I did warn the crew there at the bank that I will be back next week.  I may have made new "friends" today.  What a giggle.

I'm learning the bus system.  There is a different bus that affords a much nicer view of Seattle just south and east of downtown.  I've made it a practise to wait for that one instead of using the suggested route.  I may have found my neighborhood.  I'll give it another week before I get on craigslist to see if this reality is possible.

Fujific, you keep commenting on how amazing this all is... the move, the job hunt, the settling in and starting over.  Yeah, it is.  But, only in hindsight.  While I'm "in it" my life is one of focus.  I will look back on this year sometime in the future and maybe be amazed too.  But ever since the decision was made, I never doubted.  I got a rebuilt transmission out of the deal (ok, that was maybe a little tough - sitting in Fargo waiting to keep movement).  Once a decision is made and action takes over, the momentum feeds on itself.  There is no other outcome.  I personally don't know of any other outcome than the one I am working toward.  I feel this outcome completely.  I live it.  Later, when I am cozy wrapped in a blanket on a couch with someone that I care about and that cares about me, looking out at the Seattle rain through a picture window while the fireplace crackles, while my dog is curled on the rug in front of the fire, then, then I will joy.  I love your comments, Bobby.  They stop me in the moment to see what is actually, really and truly in front of my nose before I step out of my friend's house each morning and do another day to get there.

(ps: I don't own a blanket, a home, a fireplace, a dog and I don't have anyone "special" at the moment. - Job first.  Which makes me wonder at how hard I may be driving myself right now.  Another post maybe.  'Cept if you find what you really enjoy doing you can't call it work.  I'm loving this part, the starting over.  This isn't work.  This is an adventure.)


  1. Many of us dream of an adventure just like the one you are writing about. It is the essence of what we have called the American dream.

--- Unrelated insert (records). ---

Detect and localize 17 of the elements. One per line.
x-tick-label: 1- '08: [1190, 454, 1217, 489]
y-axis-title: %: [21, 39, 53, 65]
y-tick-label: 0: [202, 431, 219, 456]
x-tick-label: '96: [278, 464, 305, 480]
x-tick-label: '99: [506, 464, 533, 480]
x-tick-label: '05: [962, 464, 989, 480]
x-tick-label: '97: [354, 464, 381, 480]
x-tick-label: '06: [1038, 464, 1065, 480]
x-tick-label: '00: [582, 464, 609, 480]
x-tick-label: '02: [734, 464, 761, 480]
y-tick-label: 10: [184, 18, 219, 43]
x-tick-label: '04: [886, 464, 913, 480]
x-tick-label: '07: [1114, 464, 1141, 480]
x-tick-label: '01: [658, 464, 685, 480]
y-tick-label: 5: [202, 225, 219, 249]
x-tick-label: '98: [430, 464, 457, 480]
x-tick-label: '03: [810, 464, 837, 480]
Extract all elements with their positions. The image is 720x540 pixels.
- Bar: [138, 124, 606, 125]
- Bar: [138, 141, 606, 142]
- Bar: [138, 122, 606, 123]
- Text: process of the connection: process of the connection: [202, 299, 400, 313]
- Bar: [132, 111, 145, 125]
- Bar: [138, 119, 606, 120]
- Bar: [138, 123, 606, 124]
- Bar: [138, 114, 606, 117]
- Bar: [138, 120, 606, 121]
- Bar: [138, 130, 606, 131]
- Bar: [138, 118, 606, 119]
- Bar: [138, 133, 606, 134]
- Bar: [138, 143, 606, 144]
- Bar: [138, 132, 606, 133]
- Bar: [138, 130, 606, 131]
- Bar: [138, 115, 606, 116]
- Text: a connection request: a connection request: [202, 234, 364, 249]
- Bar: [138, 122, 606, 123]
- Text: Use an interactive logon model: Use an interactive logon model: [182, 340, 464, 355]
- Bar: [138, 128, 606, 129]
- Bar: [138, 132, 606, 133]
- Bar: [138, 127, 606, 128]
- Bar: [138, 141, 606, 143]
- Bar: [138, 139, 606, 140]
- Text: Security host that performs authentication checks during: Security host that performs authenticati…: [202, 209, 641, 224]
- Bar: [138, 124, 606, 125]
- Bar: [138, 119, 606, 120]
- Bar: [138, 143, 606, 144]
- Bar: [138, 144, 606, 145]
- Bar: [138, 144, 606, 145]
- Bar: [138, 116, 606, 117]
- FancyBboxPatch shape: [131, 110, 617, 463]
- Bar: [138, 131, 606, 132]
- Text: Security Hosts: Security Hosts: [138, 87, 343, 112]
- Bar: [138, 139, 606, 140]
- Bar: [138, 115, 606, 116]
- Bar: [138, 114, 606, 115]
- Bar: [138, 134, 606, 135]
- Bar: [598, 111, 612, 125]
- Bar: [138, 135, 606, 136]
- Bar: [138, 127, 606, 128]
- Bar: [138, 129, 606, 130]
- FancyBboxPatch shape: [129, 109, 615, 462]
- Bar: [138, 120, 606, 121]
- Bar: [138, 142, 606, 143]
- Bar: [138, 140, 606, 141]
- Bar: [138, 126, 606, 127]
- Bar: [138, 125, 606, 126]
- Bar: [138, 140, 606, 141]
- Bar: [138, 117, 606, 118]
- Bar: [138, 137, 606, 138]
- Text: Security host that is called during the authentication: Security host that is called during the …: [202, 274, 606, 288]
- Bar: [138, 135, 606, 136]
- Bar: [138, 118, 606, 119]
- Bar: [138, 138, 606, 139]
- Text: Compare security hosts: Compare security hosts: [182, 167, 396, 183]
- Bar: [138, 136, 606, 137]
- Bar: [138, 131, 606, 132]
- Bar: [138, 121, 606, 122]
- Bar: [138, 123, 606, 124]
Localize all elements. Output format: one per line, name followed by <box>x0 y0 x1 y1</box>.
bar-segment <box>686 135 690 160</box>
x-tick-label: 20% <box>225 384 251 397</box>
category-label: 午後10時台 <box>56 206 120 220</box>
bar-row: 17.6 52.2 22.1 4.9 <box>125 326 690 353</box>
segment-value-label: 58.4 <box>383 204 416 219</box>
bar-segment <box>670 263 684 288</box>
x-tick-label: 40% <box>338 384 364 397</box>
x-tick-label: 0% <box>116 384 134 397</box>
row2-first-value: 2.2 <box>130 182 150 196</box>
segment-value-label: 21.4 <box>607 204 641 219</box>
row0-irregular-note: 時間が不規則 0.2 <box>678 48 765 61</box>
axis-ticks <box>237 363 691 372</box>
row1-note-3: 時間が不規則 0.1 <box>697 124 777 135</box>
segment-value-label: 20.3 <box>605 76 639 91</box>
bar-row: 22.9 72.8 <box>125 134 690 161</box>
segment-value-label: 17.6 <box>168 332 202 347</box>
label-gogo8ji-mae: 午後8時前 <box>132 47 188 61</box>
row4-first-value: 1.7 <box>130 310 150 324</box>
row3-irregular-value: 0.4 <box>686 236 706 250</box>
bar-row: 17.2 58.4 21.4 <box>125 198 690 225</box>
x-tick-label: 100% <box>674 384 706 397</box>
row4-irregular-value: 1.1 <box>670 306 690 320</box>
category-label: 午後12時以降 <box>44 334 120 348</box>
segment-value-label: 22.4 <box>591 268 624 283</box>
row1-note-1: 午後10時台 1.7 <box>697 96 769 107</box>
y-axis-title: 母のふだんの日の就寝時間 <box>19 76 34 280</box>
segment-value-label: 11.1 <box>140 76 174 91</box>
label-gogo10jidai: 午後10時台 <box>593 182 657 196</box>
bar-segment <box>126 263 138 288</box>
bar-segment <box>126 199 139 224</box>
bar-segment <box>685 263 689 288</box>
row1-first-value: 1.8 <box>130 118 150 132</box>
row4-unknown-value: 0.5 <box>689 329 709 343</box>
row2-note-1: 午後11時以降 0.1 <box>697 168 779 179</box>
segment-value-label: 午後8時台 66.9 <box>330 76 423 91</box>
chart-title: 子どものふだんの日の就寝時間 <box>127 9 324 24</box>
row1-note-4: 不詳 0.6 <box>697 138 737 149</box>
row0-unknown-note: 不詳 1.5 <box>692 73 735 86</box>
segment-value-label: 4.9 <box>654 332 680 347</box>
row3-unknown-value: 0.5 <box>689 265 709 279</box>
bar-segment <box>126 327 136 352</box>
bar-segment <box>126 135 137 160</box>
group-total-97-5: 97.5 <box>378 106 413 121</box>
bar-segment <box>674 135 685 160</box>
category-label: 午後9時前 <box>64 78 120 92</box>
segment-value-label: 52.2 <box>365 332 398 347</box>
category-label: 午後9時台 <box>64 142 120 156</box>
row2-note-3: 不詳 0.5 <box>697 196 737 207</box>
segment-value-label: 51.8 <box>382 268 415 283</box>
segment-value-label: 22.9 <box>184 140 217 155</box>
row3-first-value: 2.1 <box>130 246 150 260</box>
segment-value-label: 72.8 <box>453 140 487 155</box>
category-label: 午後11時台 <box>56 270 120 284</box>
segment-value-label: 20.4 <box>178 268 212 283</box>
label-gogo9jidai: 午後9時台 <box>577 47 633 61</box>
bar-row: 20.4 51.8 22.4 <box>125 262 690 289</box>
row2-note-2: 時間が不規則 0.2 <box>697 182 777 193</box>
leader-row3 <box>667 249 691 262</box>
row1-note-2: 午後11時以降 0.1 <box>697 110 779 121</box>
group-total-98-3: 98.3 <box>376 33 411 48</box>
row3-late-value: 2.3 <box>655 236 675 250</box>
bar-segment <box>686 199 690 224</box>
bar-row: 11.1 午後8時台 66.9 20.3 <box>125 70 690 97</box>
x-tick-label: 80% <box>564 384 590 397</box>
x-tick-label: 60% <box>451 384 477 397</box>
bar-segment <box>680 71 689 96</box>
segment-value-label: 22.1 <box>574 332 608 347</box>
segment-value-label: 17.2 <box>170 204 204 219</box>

    I was born in the zip code in which I currently reside. My life is comfortable and while I have my share of the unknown I also have childhood memories all over the place in every corner of my environment.

    You are on a full blown adventure and I want to go along for the ride. Thank you for sharing this experience with us.

    Your adventure is an exercise in the human spirit. You give me hope.

    I cannot express how much this means to me other than to say thank you.

    You will have success and failures along the way. I want to read about them. I also expect the best and am here to cheer for you while you take this life altering journey.

    Life is all about the ride. Enjoy.


  2. I just want to follow along as you discover your new home town and the new you.